Suryavarman II and Yasovarman II
30 - 60 minutes
More information about the Angkor Temple Pass.
Banteay Samre is around 20km from Siem Reap and a little more than 10km from Angkor Wat temple. If you are a keen cyclist, you can take a cycle ride out there. At only 20km from town, it’s possible to take a tuk tuk or a taxi.
Siem Reap: 19.4km
Ta Prohm: 8.5km
Ta Som: 7.2km
Neak Pean: 9.3km
It’s also possible to combine it with trips to other attractions in the area such as the Butterfly Centre, the Landmine Museum, or a countryside Tour.
Moreover, you can combine it with the Roluos Group of temples or Kampong Phluk floating village.
Visitors to Banteay Samre generally stay in Siem Reap town. There are some homestays around near Banteay Srei. It’s also quite nearby to Bakong Commune where you will also find some small guesthouses.
It’s easy to reach Banteay Samre from the town and most guests will choose accommodation in Siem Reap.
Why Visit Banteay Samre?
Banteay Samre temple is a little out of the way and is a much quieter alternative to the temples close to Angkor Wat. You can easily explore the temple without thousands of other people around you. This makes it a perfect choice for photography.
Moreover, Banteay Samre is a smaller version of Angkor Wat and you’ll immediately see the similarities between the two.
If you want to visit some temples and attractions a little further away such as Phnom Kulen, it can be a nice stop along the way to break up the journey.
Banteay Samre was built by Kings Suryavarman II and Yasovarman II in the early part of the 12th century. This Hindu temple was built in the same style as Angkor Wat temple. In fact, it looks like a miniature Angkor Wat.

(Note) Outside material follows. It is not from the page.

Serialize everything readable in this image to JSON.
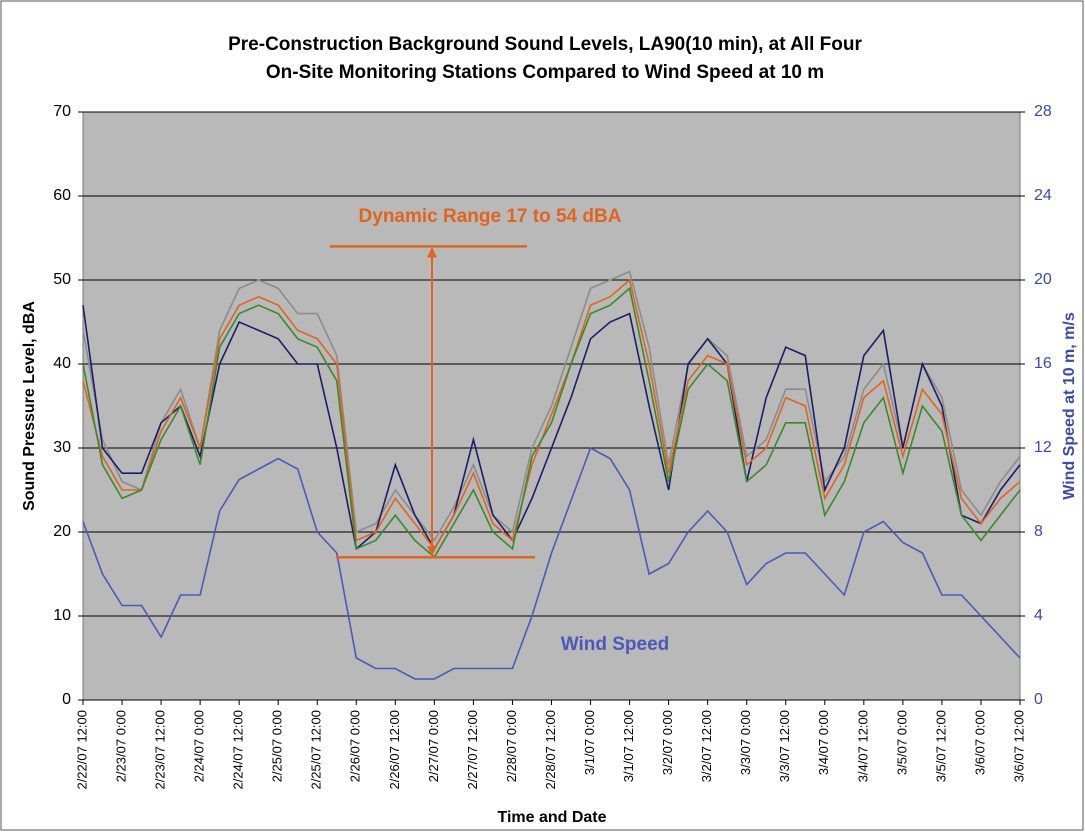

Not much is known about the temple and most what is known is speculation. There is no real reference to the date of construction and few inscriptions have been found.
Legend has it…
There is a story related to the temple called the “Legend of the Cucumber King”. Legend has it that there was a local farmer who grew the best cucumbers around. The king liked them so much that he told the farmer that he must kill anyone who came to his farm to eat them.

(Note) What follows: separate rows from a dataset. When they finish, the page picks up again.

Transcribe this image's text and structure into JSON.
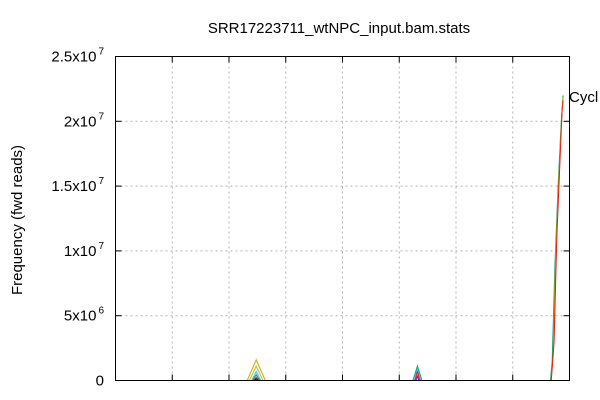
{
  "chart_data": {
    "type": "line",
    "title": "SRR17223711_wtNPC_input.bam.stats",
    "ylabel": "Frequency (fwd reads)",
    "xlabel": "",
    "xlim": [
      0,
      100
    ],
    "ylim": [
      0,
      25000000
    ],
    "grid": true,
    "y_ticks": [
      {
        "value": 0,
        "base": "0",
        "exp": ""
      },
      {
        "value": 5000000,
        "base": "5x10",
        "exp": "6"
      },
      {
        "value": 10000000,
        "base": "1x10",
        "exp": "7"
      },
      {
        "value": 15000000,
        "base": "1.5x10",
        "exp": "7"
      },
      {
        "value": 20000000,
        "base": "2x10",
        "exp": "7"
      },
      {
        "value": 25000000,
        "base": "2.5x10",
        "exp": "7"
      }
    ],
    "x_grid": [
      12.5,
      25,
      37.5,
      50,
      62.5,
      75,
      87.5
    ],
    "legend": {
      "label": "Cycl",
      "placement": "top-right"
    },
    "series": [
      {
        "color": "#e6a000",
        "x": [
          29,
          31,
          33
        ],
        "y": [
          0,
          1600000,
          0
        ]
      },
      {
        "color": "#99cc33",
        "x": [
          29.5,
          31,
          32.5
        ],
        "y": [
          0,
          1100000,
          0
        ]
      },
      {
        "color": "#56b4e9",
        "x": [
          30,
          31,
          32
        ],
        "y": [
          0,
          700000,
          0
        ]
      },
      {
        "color": "#009e73",
        "x": [
          30.2,
          31,
          31.8
        ],
        "y": [
          0,
          450000,
          0
        ]
      },
      {
        "color": "#e51e10",
        "x": [
          30.4,
          31,
          31.6
        ],
        "y": [
          0,
          250000,
          0
        ]
      },
      {
        "color": "#000000",
        "x": [
          30.6,
          31,
          31.4
        ],
        "y": [
          0,
          120000,
          0
        ]
      },
      {
        "color": "#009e73",
        "x": [
          65.5,
          66.5,
          67.5
        ],
        "y": [
          0,
          1100000,
          0
        ]
      },
      {
        "color": "#56b4e9",
        "x": [
          65.8,
          66.5,
          67.2
        ],
        "y": [
          0,
          900000,
          0
        ]
      },
      {
        "color": "#e51e10",
        "x": [
          66,
          66.5,
          67
        ],
        "y": [
          0,
          700000,
          0
        ]
      },
      {
        "color": "#9400d3",
        "x": [
          66.2,
          66.5,
          66.8
        ],
        "y": [
          0,
          350000,
          0
        ]
      },
      {
        "color": "#009e73",
        "x": [
          95.8,
          96.2,
          96.8,
          97.5,
          98.2,
          98.6
        ],
        "y": [
          0,
          1500000,
          9000000,
          15000000,
          20000000,
          22000000
        ]
      },
      {
        "color": "#e6a000",
        "x": [
          95.9,
          96.4,
          97,
          97.7,
          98.3,
          98.6
        ],
        "y": [
          0,
          2000000,
          10000000,
          16000000,
          20500000,
          21800000
        ]
      },
      {
        "color": "#e51e10",
        "x": [
          96,
          96.6,
          97.2,
          97.9,
          98.4,
          98.6
        ],
        "y": [
          0,
          3000000,
          11000000,
          17000000,
          21000000,
          21600000
        ]
      }
    ]
  }
}
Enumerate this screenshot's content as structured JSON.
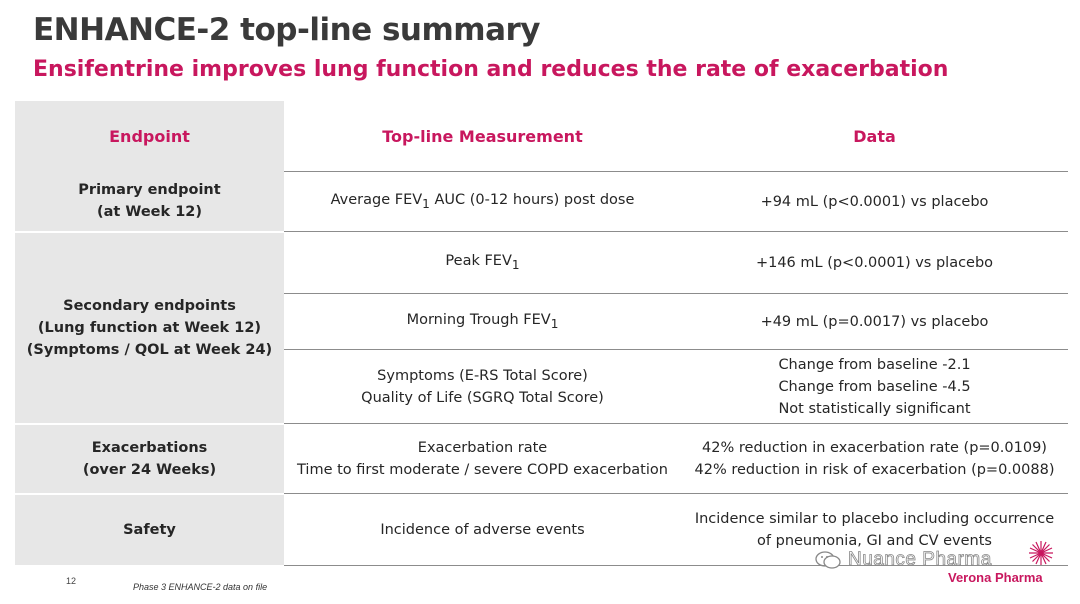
{
  "header": {
    "title": "ENHANCE-2 top-line summary",
    "subtitle": "Ensifentrine improves lung function and reduces the rate of exacerbation"
  },
  "table": {
    "columns": [
      "Endpoint",
      "Top-line Measurement",
      "Data"
    ],
    "rows": [
      {
        "endpoint": [
          "Primary endpoint",
          "(at Week 12)"
        ],
        "items": [
          {
            "measure_pre": "Average FEV",
            "measure_sub": "1",
            "measure_post": " AUC (0-12 hours) post dose",
            "data": [
              "+94 mL (p<0.0001) vs placebo"
            ]
          }
        ]
      },
      {
        "endpoint": [
          "Secondary endpoints",
          "(Lung function at Week 12)",
          "(Symptoms / QOL at Week 24)"
        ],
        "items": [
          {
            "measure_pre": "Peak FEV",
            "measure_sub": "1",
            "data": [
              "+146 mL (p<0.0001) vs placebo"
            ]
          },
          {
            "measure_pre": "Morning Trough FEV",
            "measure_sub": "1",
            "data": [
              "+49 mL (p=0.0017) vs placebo"
            ]
          },
          {
            "measure": [
              "Symptoms (E-RS Total Score)",
              "Quality of Life (SGRQ Total Score)"
            ],
            "data": [
              "Change from baseline -2.1",
              "Change from baseline -4.5",
              "Not statistically significant"
            ]
          }
        ]
      },
      {
        "endpoint": [
          "Exacerbations",
          "(over 24 Weeks)"
        ],
        "items": [
          {
            "measure": [
              "Exacerbation rate",
              "Time to first moderate / severe COPD exacerbation"
            ],
            "data": [
              "42% reduction in exacerbation rate (p=0.0109)",
              "42% reduction in risk of exacerbation (p=0.0088)"
            ]
          }
        ]
      },
      {
        "endpoint": [
          "Safety"
        ],
        "items": [
          {
            "measure": [
              "Incidence of adverse events"
            ],
            "data": [
              "Incidence similar to placebo including occurrence",
              "of pneumonia, GI and CV events"
            ]
          }
        ]
      }
    ]
  },
  "footer": {
    "page_number": "12",
    "note": "Phase 3 ENHANCE-2 data on file",
    "logo": "Verona Pharma",
    "watermark": "Nuance Pharma"
  },
  "colors": {
    "accent": "#c8175e",
    "shade": "#e7e7e7",
    "title": "#3a3a3a"
  },
  "icons": {
    "watermark": "wechat-icon",
    "logo": "starburst-icon"
  }
}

One evening, the king has a taste for these cucumbers and went to the farm. The farmer, now knowing it was the king, promptly killed him. The king died without sons, so the royal elephant was used to choose the next king.
The elephant went straight to the farm and the farmer became the next king. The new king then moved out of the royal palace into Banteay Samre.
Desertion and Rediscovery
Just like the other temples built during the Khmer empire, it’s thought that Banteay Samre was deserted at some point in the 16th century.
Just before World War Two in the 20th century, the temple was restored by Maurice Glaize and his team.
Heavy looting occurred during the Khmer Rouge regime and the subsequent civil war.
Layout and Design
Banteay Samre resembles Angkor Wat and looks like a miniature version of the great temple. It was built at the same time as Angkor Wat.
There is an enclosure with entrance gates (gopuras) at each side. The lintels here are very well preserved and you can see carvings which feature a fight between Rama and the ten-headed Ravana. You can also see other mythical scenes featuring other Hindu gods such as Vishnu, Krishna, Indra, Laskmana, Hanuman, and others.
There is an inner sanctuary which features low galleries with an entrance gate at each side. The central tower here contains scenes from Hindu epics. There are both Hindu and Buddhist images here. However, many Buddhist carvings would have been destroyed during the Buddhist purges in the 13th century with King Jayavarman VIII came to power.